Wenige Schulen schaffen es dabei, dass sich gleich mehrere Lehrer für den Wettbewerb begeistern können und dazu auch noch die Schulleitung mitmacht. Bei uns sind es aktuell zwei kleinere Schulen im Landkreis, die so zu einem festen Bestandteil des Wettbewerbs wurden.

Leider sind zumindest bei uns im Stadt- und Landkreis die Zeiten, als sich ganze Gymnasien für den Europäischen Wettbewerb engagierten, schon etwas länger Geschichte. Diese Schulen schafften es jedes Mal gleich mehrere Bundes- und Landespreisträger zu stellen, manche davon waren auch immer wieder für Europapreisträger gut. Ganz ohne Frage, der Europäische Wettbewerb steht und fällt mit dem Engagement des Lehrkörpers einer Schule!

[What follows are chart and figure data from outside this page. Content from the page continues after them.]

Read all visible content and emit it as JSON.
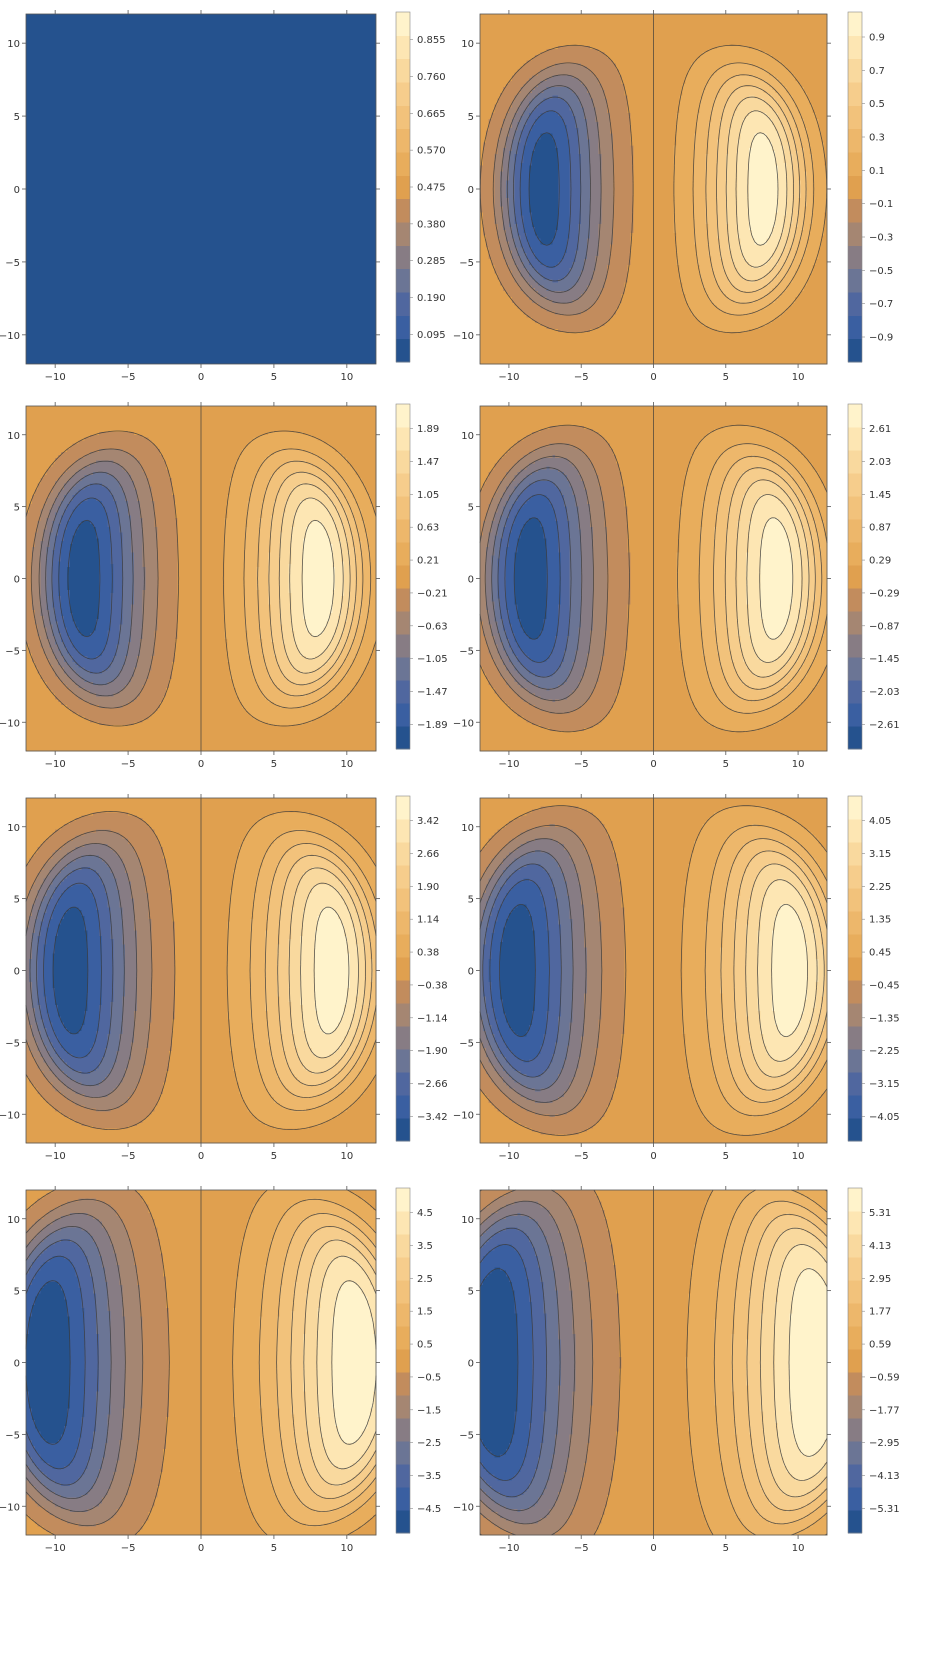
{
  "chart_data": [
    {
      "type": "contour",
      "xlim": [
        -12,
        12
      ],
      "ylim": [
        -12,
        12
      ],
      "x_ticks": [
        -10,
        -5,
        0,
        5,
        10
      ],
      "y_ticks": [
        -10,
        -5,
        0,
        5,
        10
      ],
      "amplitude": 0,
      "uniform_level": 0.0,
      "colorbar_range": [
        0,
        0.95
      ],
      "colorbar_labels": [
        "0.855",
        "0.760",
        "0.665",
        "0.570",
        "0.475",
        "0.380",
        "0.285",
        "0.190",
        "0.095"
      ]
    },
    {
      "type": "contour",
      "xlim": [
        -12,
        12
      ],
      "ylim": [
        -12,
        12
      ],
      "x_ticks": [
        -10,
        -5,
        0,
        5,
        10
      ],
      "y_ticks": [
        -10,
        -5,
        0,
        5,
        10
      ],
      "amplitude": 1.0,
      "boundary_radius": 10.5,
      "center_radius": 8.5,
      "colorbar_labels": [
        "0.9",
        "0.7",
        "0.5",
        "0.3",
        "0.1",
        "−0.1",
        "−0.3",
        "−0.5",
        "−0.7",
        "−0.9"
      ]
    },
    {
      "type": "contour",
      "xlim": [
        -12,
        12
      ],
      "ylim": [
        -12,
        12
      ],
      "x_ticks": [
        -10,
        -5,
        0,
        5,
        10
      ],
      "y_ticks": [
        -10,
        -5,
        0,
        5,
        10
      ],
      "amplitude": 2.1,
      "boundary_radius": 11.0,
      "center_radius": 9.0,
      "colorbar_labels": [
        "1.89",
        "1.47",
        "1.05",
        "0.63",
        "0.21",
        "−0.21",
        "−0.63",
        "−1.05",
        "−1.47",
        "−1.89"
      ]
    },
    {
      "type": "contour",
      "xlim": [
        -12,
        12
      ],
      "ylim": [
        -12,
        12
      ],
      "x_ticks": [
        -10,
        -5,
        0,
        5,
        10
      ],
      "y_ticks": [
        -10,
        -5,
        0,
        5,
        10
      ],
      "amplitude": 2.9,
      "boundary_radius": 11.5,
      "center_radius": 9.5,
      "colorbar_labels": [
        "2.61",
        "2.03",
        "1.45",
        "0.87",
        "0.29",
        "−0.29",
        "−0.87",
        "−1.45",
        "−2.03",
        "−2.61"
      ]
    },
    {
      "type": "contour",
      "xlim": [
        -12,
        12
      ],
      "ylim": [
        -12,
        12
      ],
      "x_ticks": [
        -10,
        -5,
        0,
        5,
        10
      ],
      "y_ticks": [
        -10,
        -5,
        0,
        5,
        10
      ],
      "amplitude": 3.8,
      "boundary_radius": 12.0,
      "center_radius": 10.0,
      "colorbar_labels": [
        "3.42",
        "2.66",
        "1.90",
        "1.14",
        "0.38",
        "−0.38",
        "−1.14",
        "−1.90",
        "−2.66",
        "−3.42"
      ]
    },
    {
      "type": "contour",
      "xlim": [
        -12,
        12
      ],
      "ylim": [
        -12,
        12
      ],
      "x_ticks": [
        -10,
        -5,
        0,
        5,
        10
      ],
      "y_ticks": [
        -10,
        -5,
        0,
        5,
        10
      ],
      "amplitude": 4.5,
      "boundary_radius": 12.5,
      "center_radius": 10.5,
      "colorbar_labels": [
        "4.05",
        "3.15",
        "2.25",
        "1.35",
        "0.45",
        "−0.45",
        "−1.35",
        "−2.25",
        "−3.15",
        "−4.05"
      ]
    },
    {
      "type": "contour",
      "xlim": [
        -12,
        12
      ],
      "ylim": [
        -12,
        12
      ],
      "x_ticks": [
        -10,
        -5,
        0,
        5,
        10
      ],
      "y_ticks": [
        -10,
        -5,
        0,
        5,
        10
      ],
      "amplitude": 5.0,
      "boundary_radius": 14.0,
      "center_radius": 11.5,
      "colorbar_labels": [
        "4.5",
        "3.5",
        "2.5",
        "1.5",
        "0.5",
        "−0.5",
        "−1.5",
        "−2.5",
        "−3.5",
        "−4.5"
      ]
    },
    {
      "type": "contour",
      "xlim": [
        -12,
        12
      ],
      "ylim": [
        -12,
        12
      ],
      "x_ticks": [
        -10,
        -5,
        0,
        5,
        10
      ],
      "y_ticks": [
        -10,
        -5,
        0,
        5,
        10
      ],
      "amplitude": 5.9,
      "boundary_radius": 15.0,
      "center_radius": 12.0,
      "colorbar_labels": [
        "5.31",
        "4.13",
        "2.95",
        "1.77",
        "0.59",
        "−0.59",
        "−1.77",
        "−2.95",
        "−4.13",
        "−5.31"
      ]
    }
  ],
  "colorscale": [
    "#25528e",
    "#3a5fa1",
    "#50679f",
    "#6b7595",
    "#877c84",
    "#a58672",
    "#c28c5d",
    "#e0a04f",
    "#e8ad5c",
    "#edb76b",
    "#f2c27b",
    "#f6cd8c",
    "#f9d99e",
    "#fde6b3",
    "#fff3cb"
  ],
  "line_color": "#3b3b3b"
}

Und so nimmt die Wettbewerbsbegleitung für uns immer weniger Zeit in Anspruch, was aber auch dazu führt, dass wir die jeweiligen Preisverleihungen selber mehr genießen können.

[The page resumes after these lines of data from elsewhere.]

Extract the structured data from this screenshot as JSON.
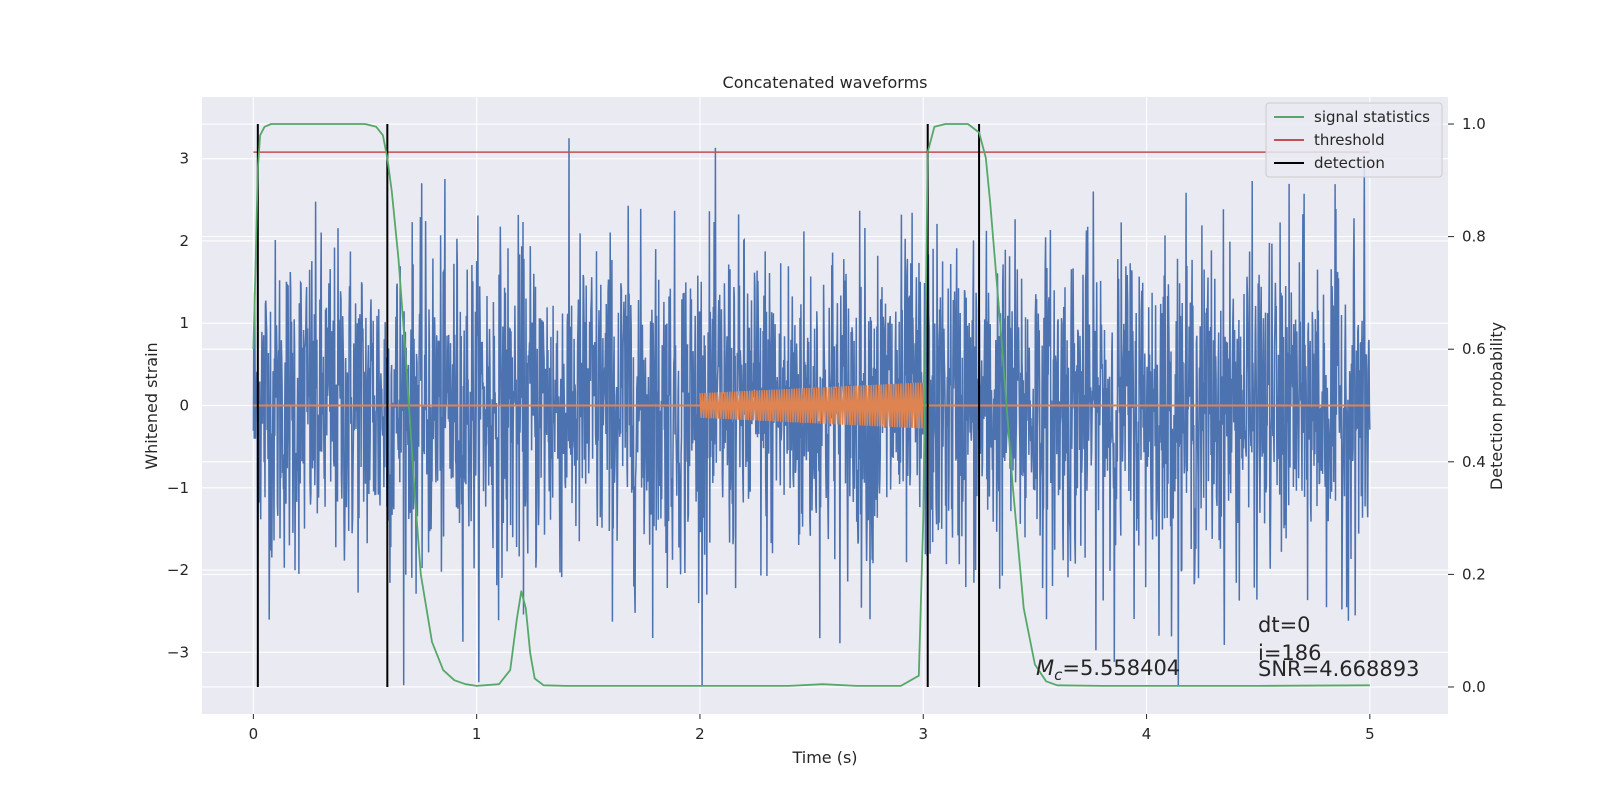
{
  "chart_data": {
    "type": "line",
    "title": "Concatenated waveforms",
    "xlabel": "Time (s)",
    "ylabel": "Whitened strain",
    "ylabel_right": "Detection probability",
    "xlim": [
      -0.23,
      5.35
    ],
    "ylim": [
      -3.75,
      3.75
    ],
    "ylim_right": [
      -0.048,
      1.048
    ],
    "x_ticks": [
      0,
      1,
      2,
      3,
      4,
      5
    ],
    "y_ticks": [
      -3,
      -2,
      -1,
      0,
      1,
      2,
      3
    ],
    "y_ticks_right": [
      0.0,
      0.2,
      0.4,
      0.6,
      0.8,
      1.0
    ],
    "x_tick_labels": [
      "0",
      "1",
      "2",
      "3",
      "4",
      "5"
    ],
    "y_tick_labels": [
      "−3",
      "−2",
      "−1",
      "0",
      "1",
      "2",
      "3"
    ],
    "y_tick_labels_right": [
      "0.0",
      "0.2",
      "0.4",
      "0.6",
      "0.8",
      "1.0"
    ],
    "grid": true,
    "legend_placement": "top-right",
    "legend": [
      {
        "label": "signal statistics",
        "color": "#55a868"
      },
      {
        "label": "threshold",
        "color": "#c44e52"
      },
      {
        "label": "detection",
        "color": "#000000"
      }
    ],
    "strain": {
      "color": "#4c72b0",
      "x_start": 0,
      "x_end": 5,
      "typical_amplitude": 1.6,
      "max_amplitude": 3.4
    },
    "injected_waveform": {
      "color": "#dd8452",
      "x_start": 2.0,
      "x_end": 3.0,
      "amp_start": 0.15,
      "amp_end": 0.28
    },
    "zero_line": {
      "color": "#dd8452",
      "x_start": 0,
      "x_end": 5,
      "y": 0
    },
    "threshold": {
      "value": 0.95,
      "x_start": 0,
      "x_end": 5
    },
    "detections": [
      0.02,
      0.6,
      3.02,
      3.25
    ],
    "signal_statistics": {
      "x": [
        0,
        0.01,
        0.02,
        0.03,
        0.05,
        0.08,
        0.1,
        0.2,
        0.3,
        0.4,
        0.5,
        0.55,
        0.58,
        0.6,
        0.62,
        0.65,
        0.68,
        0.7,
        0.72,
        0.75,
        0.8,
        0.85,
        0.9,
        0.95,
        1.0,
        1.1,
        1.15,
        1.18,
        1.2,
        1.22,
        1.24,
        1.26,
        1.3,
        1.4,
        1.6,
        2.0,
        2.4,
        2.55,
        2.7,
        2.9,
        2.98,
        3.0,
        3.02,
        3.05,
        3.1,
        3.2,
        3.25,
        3.28,
        3.3,
        3.35,
        3.4,
        3.45,
        3.5,
        3.55,
        3.6,
        3.8,
        4.0,
        4.5,
        5.0
      ],
      "y": [
        0.6,
        0.75,
        0.92,
        0.98,
        0.995,
        1.0,
        1.0,
        1.0,
        1.0,
        1.0,
        1.0,
        0.995,
        0.98,
        0.94,
        0.88,
        0.76,
        0.6,
        0.48,
        0.36,
        0.2,
        0.08,
        0.03,
        0.012,
        0.005,
        0.002,
        0.005,
        0.03,
        0.12,
        0.17,
        0.14,
        0.06,
        0.015,
        0.003,
        0.002,
        0.002,
        0.002,
        0.002,
        0.005,
        0.002,
        0.002,
        0.02,
        0.3,
        0.95,
        0.995,
        1.0,
        1.0,
        0.985,
        0.94,
        0.86,
        0.62,
        0.36,
        0.14,
        0.04,
        0.01,
        0.003,
        0.002,
        0.002,
        0.002,
        0.003
      ]
    },
    "annotations": {
      "mc_symbol": "M",
      "mc_subscript": "c",
      "mc_value": "=5.558404",
      "dt": "dt=0",
      "i": "i=186",
      "snr": "SNR=4.668893"
    }
  }
}
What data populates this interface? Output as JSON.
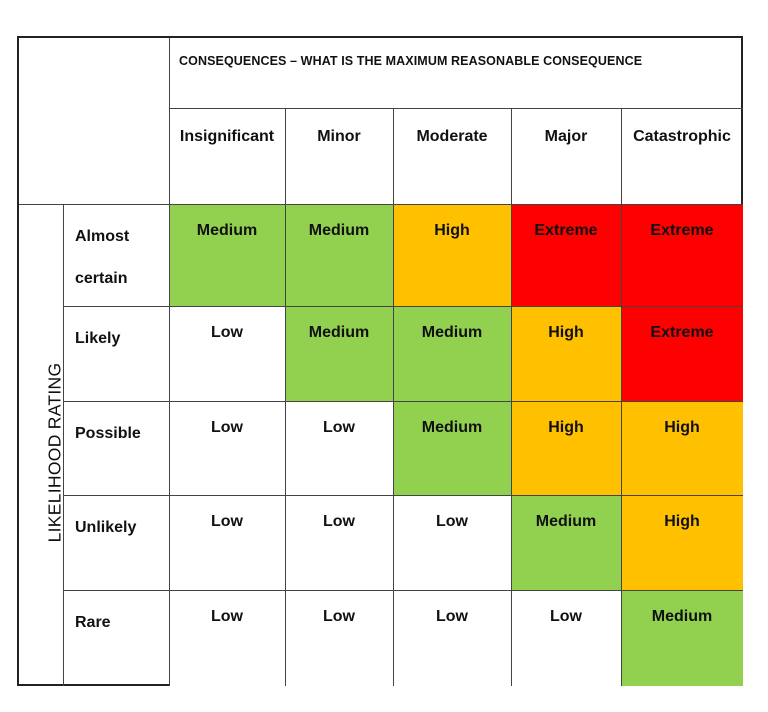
{
  "header": {
    "title": "CONSEQUENCES – WHAT IS THE MAXIMUM REASONABLE CONSEQUENCE",
    "columns": [
      "Insignificant",
      "Minor",
      "Moderate",
      "Major",
      "Catastrophic"
    ]
  },
  "side_label": "LIKELIHOOD RATING",
  "rows": [
    {
      "label_line1": "Almost",
      "label_line2": "certain",
      "cells": [
        "Medium",
        "Medium",
        "High",
        "Extreme",
        "Extreme"
      ]
    },
    {
      "label_line1": "Likely",
      "label_line2": "",
      "cells": [
        "Low",
        "Medium",
        "Medium",
        "High",
        "Extreme"
      ]
    },
    {
      "label_line1": "Possible",
      "label_line2": "",
      "cells": [
        "Low",
        "Low",
        "Medium",
        "High",
        "High"
      ]
    },
    {
      "label_line1": "Unlikely",
      "label_line2": "",
      "cells": [
        "Low",
        "Low",
        "Low",
        "Medium",
        "High"
      ]
    },
    {
      "label_line1": "Rare",
      "label_line2": "",
      "cells": [
        "Low",
        "Low",
        "Low",
        "Low",
        "Medium"
      ]
    }
  ],
  "colors": {
    "Low": "#ffffff",
    "Medium": "#92d050",
    "High": "#ffc000",
    "Extreme": "#ff0000"
  }
}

Sehr erfreulich dabei, wie sich manche Schulen dabei selbst präsentieren und von ihrer besten Seite zeigen! Und auch hierbei gibt es sehr große Unterschiede.

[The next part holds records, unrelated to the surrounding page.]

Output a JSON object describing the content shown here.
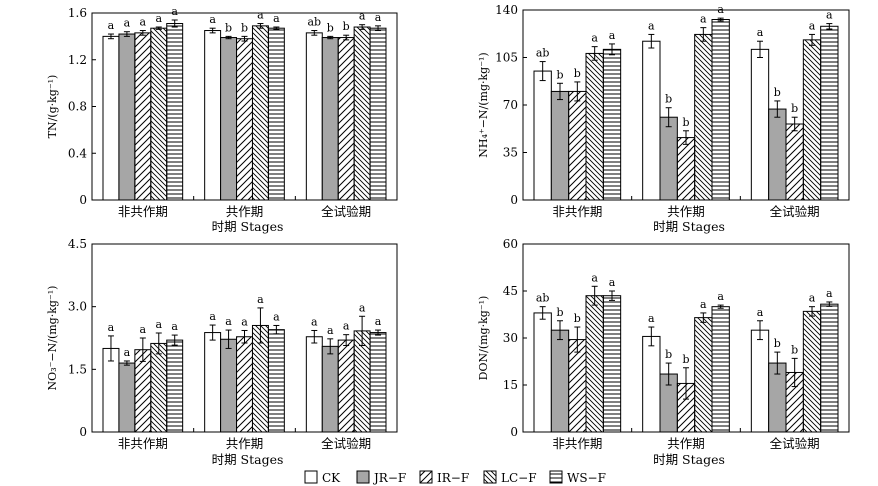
{
  "legend": [
    {
      "key": "CK",
      "label": "CK",
      "fill": "#ffffff",
      "pattern": "none"
    },
    {
      "key": "JR",
      "label": "JR−F",
      "fill": "#a6a6a6",
      "pattern": "none"
    },
    {
      "key": "IR",
      "label": "IR−F",
      "fill": "#ffffff",
      "pattern": "diag-up"
    },
    {
      "key": "LC",
      "label": "LC−F",
      "fill": "#ffffff",
      "pattern": "diag-down"
    },
    {
      "key": "WS",
      "label": "WS−F",
      "fill": "#ffffff",
      "pattern": "horizontal"
    }
  ],
  "chart_data": [
    {
      "type": "bar",
      "ylabel": "TN/(g·kg⁻¹)",
      "xlabel": "时期 Stages",
      "categories": [
        "非共作期",
        "共作期",
        "全试验期"
      ],
      "ylim": [
        0,
        1.6
      ],
      "yticks": [
        0,
        0.4,
        0.8,
        1.2,
        1.6
      ],
      "yticklabels": [
        "0",
        "0.4",
        "0.8",
        "1.2",
        "1.6"
      ],
      "series": [
        {
          "name": "CK",
          "values": [
            1.4,
            1.45,
            1.43
          ],
          "errors": [
            0.02,
            0.02,
            0.02
          ],
          "letters": [
            "a",
            "a",
            "ab"
          ]
        },
        {
          "name": "JR−F",
          "values": [
            1.42,
            1.39,
            1.39
          ],
          "errors": [
            0.02,
            0.01,
            0.01
          ],
          "letters": [
            "a",
            "b",
            "b"
          ]
        },
        {
          "name": "IR−F",
          "values": [
            1.43,
            1.38,
            1.39
          ],
          "errors": [
            0.02,
            0.02,
            0.02
          ],
          "letters": [
            "a",
            "b",
            "b"
          ]
        },
        {
          "name": "LC−F",
          "values": [
            1.47,
            1.49,
            1.48
          ],
          "errors": [
            0.01,
            0.02,
            0.02
          ],
          "letters": [
            "a",
            "a",
            "a"
          ]
        },
        {
          "name": "WS−F",
          "values": [
            1.51,
            1.47,
            1.47
          ],
          "errors": [
            0.03,
            0.01,
            0.02
          ],
          "letters": [
            "a",
            "a",
            "a"
          ]
        }
      ]
    },
    {
      "type": "bar",
      "ylabel": "NH₄⁺−N/(mg·kg⁻¹)",
      "xlabel": "时期 Stages",
      "categories": [
        "非共作期",
        "共作期",
        "全试验期"
      ],
      "ylim": [
        0,
        140
      ],
      "yticks": [
        0,
        35,
        70,
        105,
        140
      ],
      "yticklabels": [
        "0",
        "35",
        "70",
        "105",
        "140"
      ],
      "series": [
        {
          "name": "CK",
          "values": [
            95,
            117,
            111
          ],
          "errors": [
            7,
            5,
            6
          ],
          "letters": [
            "ab",
            "a",
            "a"
          ]
        },
        {
          "name": "JR−F",
          "values": [
            80,
            61,
            67
          ],
          "errors": [
            6,
            7,
            6
          ],
          "letters": [
            "b",
            "b",
            "b"
          ]
        },
        {
          "name": "IR−F",
          "values": [
            80,
            46,
            56
          ],
          "errors": [
            7,
            5,
            5
          ],
          "letters": [
            "b",
            "b",
            "b"
          ]
        },
        {
          "name": "LC−F",
          "values": [
            108,
            122,
            118
          ],
          "errors": [
            5,
            5,
            4
          ],
          "letters": [
            "a",
            "a",
            "a"
          ]
        },
        {
          "name": "WS−F",
          "values": [
            111,
            133,
            128
          ],
          "errors": [
            4,
            1,
            2
          ],
          "letters": [
            "a",
            "a",
            "a"
          ]
        }
      ]
    },
    {
      "type": "bar",
      "ylabel": "NO₃⁻−N/(mg·kg⁻¹)",
      "xlabel": "时期 Stages",
      "categories": [
        "非共作期",
        "共作期",
        "全试验期"
      ],
      "ylim": [
        0,
        4.5
      ],
      "yticks": [
        0,
        1.5,
        3.0,
        4.5
      ],
      "yticklabels": [
        "0",
        "1.5",
        "3.0",
        "4.5"
      ],
      "series": [
        {
          "name": "CK",
          "values": [
            2.0,
            2.38,
            2.28
          ],
          "errors": [
            0.3,
            0.18,
            0.15
          ],
          "letters": [
            "a",
            "a",
            "a"
          ]
        },
        {
          "name": "JR−F",
          "values": [
            1.65,
            2.22,
            2.05
          ],
          "errors": [
            0.05,
            0.22,
            0.18
          ],
          "letters": [
            "a",
            "a",
            "a"
          ]
        },
        {
          "name": "IR−F",
          "values": [
            1.97,
            2.28,
            2.2
          ],
          "errors": [
            0.28,
            0.15,
            0.13
          ],
          "letters": [
            "a",
            "a",
            "a"
          ]
        },
        {
          "name": "LC−F",
          "values": [
            2.12,
            2.55,
            2.42
          ],
          "errors": [
            0.25,
            0.42,
            0.35
          ],
          "letters": [
            "a",
            "a",
            "a"
          ]
        },
        {
          "name": "WS−F",
          "values": [
            2.2,
            2.45,
            2.38
          ],
          "errors": [
            0.12,
            0.1,
            0.06
          ],
          "letters": [
            "a",
            "a",
            "a"
          ]
        }
      ]
    },
    {
      "type": "bar",
      "ylabel": "DON/(mg·kg⁻¹)",
      "xlabel": "时期 Stages",
      "categories": [
        "非共作期",
        "共作期",
        "全试验期"
      ],
      "ylim": [
        0,
        60
      ],
      "yticks": [
        0,
        15,
        30,
        45,
        60
      ],
      "yticklabels": [
        "0",
        "15",
        "30",
        "45",
        "60"
      ],
      "series": [
        {
          "name": "CK",
          "values": [
            38,
            30.5,
            32.5
          ],
          "errors": [
            2,
            3,
            3
          ],
          "letters": [
            "ab",
            "a",
            "a"
          ]
        },
        {
          "name": "JR−F",
          "values": [
            32.5,
            18.5,
            22
          ],
          "errors": [
            3,
            3.5,
            3.5
          ],
          "letters": [
            "b",
            "b",
            "b"
          ]
        },
        {
          "name": "IR−F",
          "values": [
            29.5,
            15.5,
            19
          ],
          "errors": [
            4,
            5,
            4.5
          ],
          "letters": [
            "b",
            "b",
            "b"
          ]
        },
        {
          "name": "LC−F",
          "values": [
            43.5,
            36.5,
            38.5
          ],
          "errors": [
            3,
            1.5,
            1.5
          ],
          "letters": [
            "a",
            "a",
            "a"
          ]
        },
        {
          "name": "WS−F",
          "values": [
            43.5,
            40,
            40.8
          ],
          "errors": [
            1.5,
            0.5,
            0.7
          ],
          "letters": [
            "a",
            "a",
            "a"
          ]
        }
      ]
    }
  ]
}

Auf alle Fälle aber sind die Schulen im Landkreis inzwischen weit engagierter als jene im Stadtkreis und auch bei den Schülern kann man sehr große Unterschiede feststellen. Eine Inklusionsschule auf dem Land verwechselte ich mit einer Sportschule, was dem sehr musischen Schulleiter wohl nicht besonders gefiel. Der Grund meiner Verwechslung war sehr einfach, ich war jüngst an einer Sportschule im Stadtkreis, wo ich fast nur adipöse Schüler vorfand. An der besagten Inklusionsschule sah ich von ein paar Hundert Schülern keinen einzigen Übergewichtigen — und so meine spontane Vermutung, dass es sich hier einfach um eine exzellente Sportschule handeln muss. Tatsächlich aber kümmern sich die Eltern an dieser Schule nur besser um ihre eigenen Kinder als jene an der „Sportschule“. Diesen Kindergeldempfängern geht es ganz offensichtlich nur darum, die Kinder möglichst „hochwertig“ unterzubringen — alles andere muss der Staat richten.

Sicherlich trägt das Heilbronner Land-Stadtgefälle mit dazu bei. So konnten wir beobachten, das einige Heilbronner Eltern, wenn sie nicht gleich ganz aus der Stadt fliehen, zumindest ihre Kinder auf Landschulen schicken, wo die Welt ganz offensichtlich noch halbwegs in Ordnung ist. Das war zumindest noch zu meiner eigenen Schulzeit genau anders herum!